NFTs have been rising in value for months, but some virtual tokens are still bad investments.
While the term “NFT” has entered the English dictionary as “word of the year”, everyone decides to put themselves full time in this new technology, which seems as promising as it is difficult to understand. With NFTs, it is possible to create personalized tokens, the authenticity of which is ensured by blockchain technology.
It didn’t take much for this futuristic technology to interest the world. While the crypto world is already booming, so here are NFTs, a new way to make money some will say, while others see it as the technology of tomorrow. If the motivations displayed by Ubisoft are obviously the development of a new gaming environment, the French studio certainly hoped to make substantial profits by offering NFTs to its audience.
But ultimately, the house of cards seems to have collapsed on the video game publisher.
Bitter failure for Ubisoft
Ubisoft had announced a few weeks ago, its intention to include NFT in its video games. While the CEO of the firm seemed most optimistic, the public gave him a cold shower, while the studio offered NFTs for sale on the game Ghost Recon Breakpoint.
These NFTs were used above all to buy products and skins in the game, nothing that helps the user to advance in his game, so as to maintain a “free to play” aspect in Ubisoft’s games, l ‘purchase of NFT is not compulsory to have the most complete experience possible. But according to Liz Edwards, who works for the game Apex Legends, Ubisoft would not have managed to sell more than 15 NFTs, a bitter failure for the French firm.

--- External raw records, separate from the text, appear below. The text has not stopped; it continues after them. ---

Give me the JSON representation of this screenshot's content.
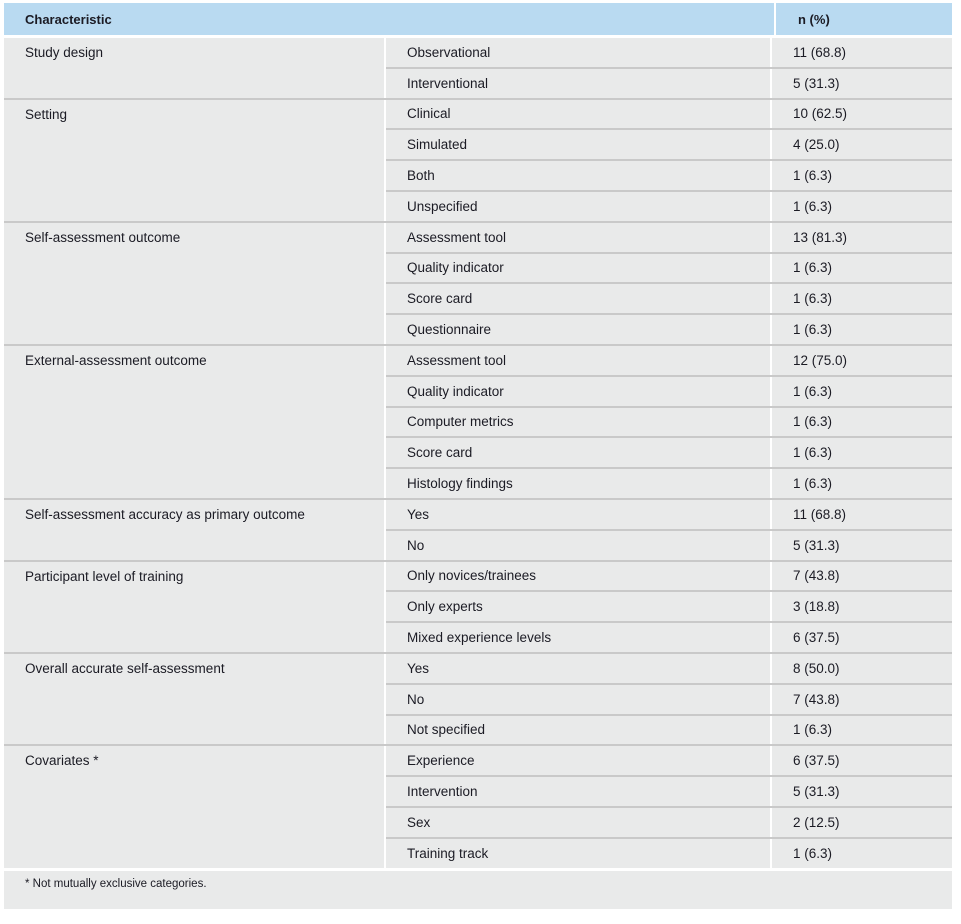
{
  "header": {
    "characteristic": "Characteristic",
    "n_pct": "n (%)"
  },
  "groups": [
    {
      "label": "Study design",
      "rows": [
        {
          "category": "Observational",
          "value": "11 (68.8)"
        },
        {
          "category": "Interventional",
          "value": "5 (31.3)"
        }
      ]
    },
    {
      "label": "Setting",
      "rows": [
        {
          "category": "Clinical",
          "value": "10 (62.5)"
        },
        {
          "category": "Simulated",
          "value": "4 (25.0)"
        },
        {
          "category": "Both",
          "value": "1 (6.3)"
        },
        {
          "category": "Unspecified",
          "value": "1 (6.3)"
        }
      ]
    },
    {
      "label": "Self-assessment outcome",
      "rows": [
        {
          "category": "Assessment tool",
          "value": "13 (81.3)"
        },
        {
          "category": "Quality indicator",
          "value": "1 (6.3)"
        },
        {
          "category": "Score card",
          "value": "1 (6.3)"
        },
        {
          "category": "Questionnaire",
          "value": "1 (6.3)"
        }
      ]
    },
    {
      "label": "External-assessment outcome",
      "rows": [
        {
          "category": "Assessment tool",
          "value": "12 (75.0)"
        },
        {
          "category": "Quality indicator",
          "value": "1 (6.3)"
        },
        {
          "category": "Computer metrics",
          "value": "1 (6.3)"
        },
        {
          "category": "Score card",
          "value": "1 (6.3)"
        },
        {
          "category": "Histology findings",
          "value": "1 (6.3)"
        }
      ]
    },
    {
      "label": "Self-assessment accuracy as primary outcome",
      "rows": [
        {
          "category": "Yes",
          "value": "11 (68.8)"
        },
        {
          "category": "No",
          "value": "5 (31.3)"
        }
      ]
    },
    {
      "label": "Participant level of training",
      "rows": [
        {
          "category": "Only novices/trainees",
          "value": "7 (43.8)"
        },
        {
          "category": "Only experts",
          "value": "3 (18.8)"
        },
        {
          "category": "Mixed experience levels",
          "value": "6 (37.5)"
        }
      ]
    },
    {
      "label": "Overall accurate self-assessment",
      "rows": [
        {
          "category": "Yes",
          "value": "8 (50.0)"
        },
        {
          "category": "No",
          "value": "7 (43.8)"
        },
        {
          "category": "Not specified",
          "value": "1 (6.3)"
        }
      ]
    },
    {
      "label": "Covariates *",
      "rows": [
        {
          "category": "Experience",
          "value": "6 (37.5)"
        },
        {
          "category": "Intervention",
          "value": "5 (31.3)"
        },
        {
          "category": "Sex",
          "value": "2 (12.5)"
        },
        {
          "category": "Training track",
          "value": "1 (6.3)"
        }
      ]
    }
  ],
  "footnote": "* Not mutually exclusive categories.",
  "colors": {
    "header_bg": "#b9daf1",
    "cell_bg": "#e9eaea",
    "rule": "#c9c9c9"
  }
}
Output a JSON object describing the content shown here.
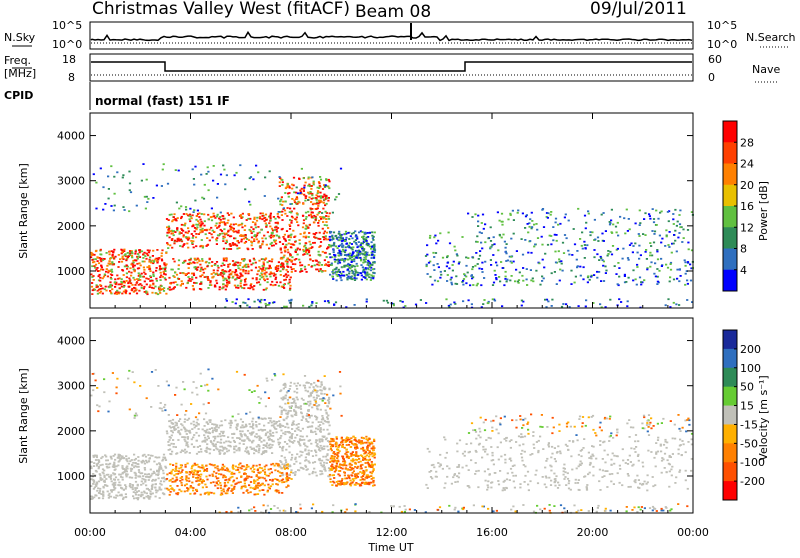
{
  "header": {
    "station": "Christmas Valley West (fitACF)",
    "beam": "Beam 08",
    "date": "09/Jul/2011",
    "cpid_label": "CPID",
    "cpid_text": "normal (fast) 151 IF"
  },
  "top_strips": {
    "nsky": {
      "label": "N.Sky",
      "ticks": [
        "10^5",
        "10^0"
      ]
    },
    "nsearch": {
      "label": "N.Search",
      "ticks": [
        "10^5",
        "10^0"
      ]
    },
    "freq": {
      "label_line1": "Freq.",
      "label_line2": "[MHz]",
      "ticks": [
        "18",
        "8"
      ]
    },
    "nave": {
      "label": "Nave",
      "ticks": [
        "60",
        "0"
      ]
    }
  },
  "chart_data": [
    {
      "type": "heatmap",
      "panel": "power",
      "ylabel": "Slant Range [km]",
      "yticks": [
        1000,
        2000,
        3000,
        4000
      ],
      "ylim": [
        180,
        4500
      ],
      "xticks": [
        "00:00",
        "04:00",
        "08:00",
        "12:00",
        "16:00",
        "20:00",
        "00:00"
      ],
      "xlim_hours": [
        0,
        24
      ],
      "colorbar": {
        "label": "Power [dB]",
        "ticks": [
          "28",
          "24",
          "20",
          "16",
          "12",
          "8",
          "4"
        ],
        "colors": [
          "#ff0000",
          "#ff4000",
          "#ff8000",
          "#e8c000",
          "#60c040",
          "#2e8b57",
          "#2f6fbf",
          "#0000ff"
        ]
      }
    },
    {
      "type": "heatmap",
      "panel": "velocity",
      "ylabel": "Slant Range [km]",
      "yticks": [
        1000,
        2000,
        3000,
        4000
      ],
      "ylim": [
        180,
        4500
      ],
      "xticks": [
        "00:00",
        "04:00",
        "08:00",
        "12:00",
        "16:00",
        "20:00",
        "00:00"
      ],
      "xlim_hours": [
        0,
        24
      ],
      "xlabel": "Time UT",
      "colorbar": {
        "label": "Velocity [m s⁻¹]",
        "ticks": [
          "200",
          "100",
          "50",
          "15",
          "-15",
          "-50",
          "-100",
          "-200"
        ],
        "colors": [
          "#1a2a9a",
          "#2f6fbf",
          "#2e8b57",
          "#66cc33",
          "#c0c0b8",
          "#ffb000",
          "#ff8000",
          "#ff5000",
          "#ff0000"
        ]
      }
    }
  ]
}
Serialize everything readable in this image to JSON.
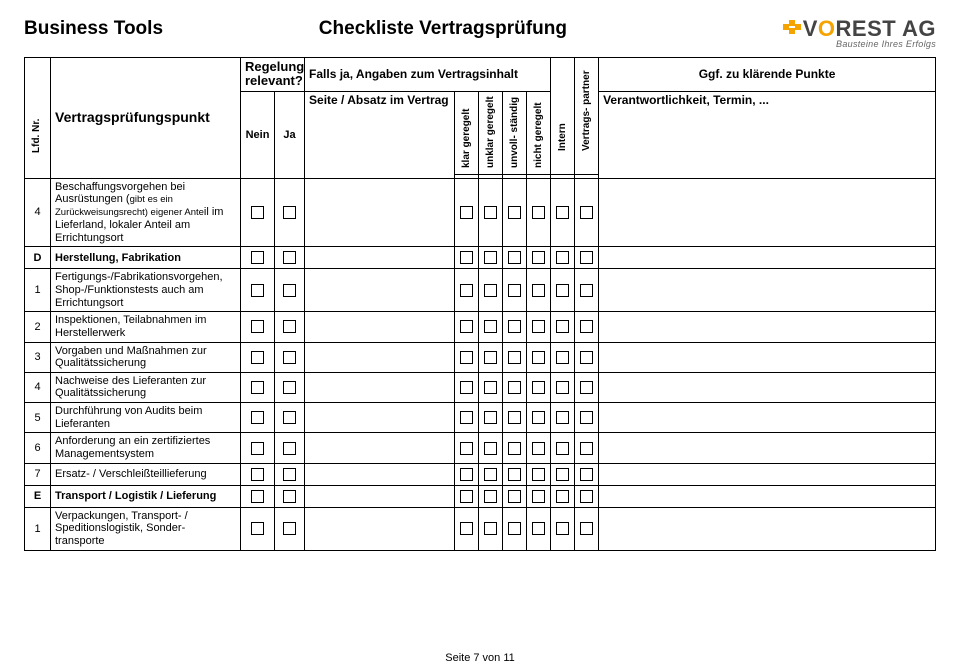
{
  "header": {
    "left": "Business Tools",
    "middle": "Checkliste Vertragsprüfung",
    "logo_main": "VOREST AG",
    "logo_sub": "Bausteine Ihres Erfolgs"
  },
  "thead": {
    "lfdnr": "Lfd. Nr.",
    "punkt": "Vertragsprüfungspunkt",
    "regelung": "Regelung relevant?",
    "nein": "Nein",
    "ja": "Ja",
    "falls": "Falls ja, Angaben zum Vertragsinhalt",
    "seite": "Seite / Absatz im Vertrag",
    "v1": "klar geregelt",
    "v2": "unklar geregelt",
    "v3": "unvoll- ständig",
    "v4": "nicht geregelt",
    "v5": "Intern",
    "v6": "Vertrags- partner",
    "ggf": "Ggf. zu klärende Punkte",
    "resp": "Verantwortlichkeit, Termin, ..."
  },
  "rows": [
    {
      "nr": "4",
      "text": "Beschaffungsvorgehen bei Ausrüstungen (gibt es ein Zurückweisungsrecht) eigener Anteil im Lieferland, lokaler Anteil am Errichtungsort",
      "smallStart": 39,
      "smallEnd": 84,
      "bold": false
    },
    {
      "nr": "D",
      "text": "Herstellung, Fabrikation",
      "bold": true
    },
    {
      "nr": "1",
      "text": "Fertigungs-/Fabrikationsvorgehen, Shop-/Funktionstests auch am Errichtungsort",
      "bold": false
    },
    {
      "nr": "2",
      "text": "Inspektionen, Teilabnahmen im Herstellerwerk",
      "bold": false
    },
    {
      "nr": "3",
      "text": "Vorgaben und Maßnahmen zur Qualitätssicherung",
      "bold": false
    },
    {
      "nr": "4",
      "text": "Nachweise des Lieferanten zur Qualitätssicherung",
      "bold": false
    },
    {
      "nr": "5",
      "text": "Durchführung von Audits beim Lieferanten",
      "bold": false
    },
    {
      "nr": "6",
      "text": "Anforderung an ein zertifiziertes Managementsystem",
      "bold": false
    },
    {
      "nr": "7",
      "text": "Ersatz- / Verschleißteillieferung",
      "bold": false
    },
    {
      "nr": "E",
      "text": "Transport / Logistik / Lieferung",
      "bold": true
    },
    {
      "nr": "1",
      "text": "Verpackungen, Transport- / Speditionslogistik, Sonder- transporte",
      "bold": false
    }
  ],
  "footer": "Seite 7 von 11"
}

Ubisoft has tried, Epic Games refuses
With a total sale estimated today at 445.49 Tezos (a cryptocurrency used by Ubisoft for the occasion), the publisher will not have earned more than € 2,000 in this story. If it is obviously necessary to give time to Ubisoft for the process to be put in place and to make itself known to the players, it is obvious that the thinking heads of the tricolor company were hoping for a completely different start for this new technology.
Failing to have succeeded in convincing the public, Ubisoft will have had the merit of innovating in a world of video games where the NFTs still divide a lot. Indeed, the latter are completely banned on Steam, Valve’s platform. The big boss of Epic Games, Tim Sweeney, had meanwhile assured that it was a “scam” that had lasted long enough, before fully opening its doors to video games of the genre.